LOUIS—Cela prouve que vous me désirez, moi, mon nom, mon avenir et ma fortune.
SICHEL—Tout ensemble! Pourquoi haïrais-je rien de ce qui est à vous? Oui, c'est tout cela ensemble que je veux! C'est tout cela qui est pour moi et dont je sais l'usage.
Qu'en aurait-elle fait, cette Polonaise absurde? Ce petit morceau de glace ardente? Regarde comme elle vient de te lâcher.
Je sais, Je suis une Juive, j'ai tout machiné pour te prendre. N'est-ce pas? Pauvre innocent, j'ai tout préparé de bien loin contre toi.
Et quand cela serait encore?
Ai-je tant d'amis? Tant de ressources? Tant d'armes sur quoi compter? Ah, je n'ai que moi-même toute seule et je suis Juive.
Et cette pierre écrasante sur nous à remonter, cette malédiction sur nous comme une mâchoire à desserrer!
Voici tant de siècles que nous sommes séparés, de l'humanité!
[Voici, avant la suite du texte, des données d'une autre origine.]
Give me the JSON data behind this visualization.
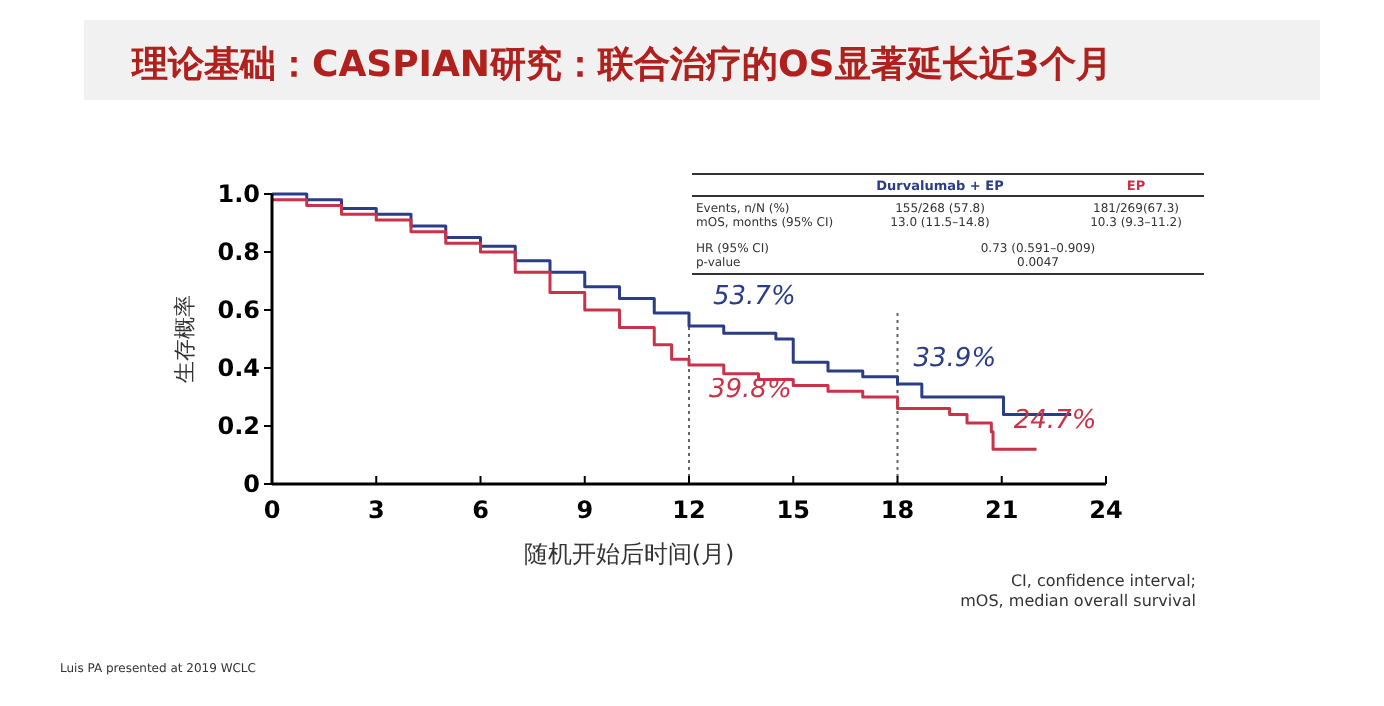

Tant de siècles chez nous que l'on est mis à part comme de l'or dans la bourse d'un avare? La porte s'ouvre tant pis pour ceux qui nous ont lâchés! Tant pis pour toi, mon beau capitaine! Je t'aime et tu verras que je suis la fille de la Faim et de la Soif! Tu es beau!
Nous ne sommes pas blasés, nous autres!
La porte s'est ouverte enfin! Ah, je renie ma race et mon sang! J'exècre le passé! Je marche dessus, je danse dessus, je crache dessus!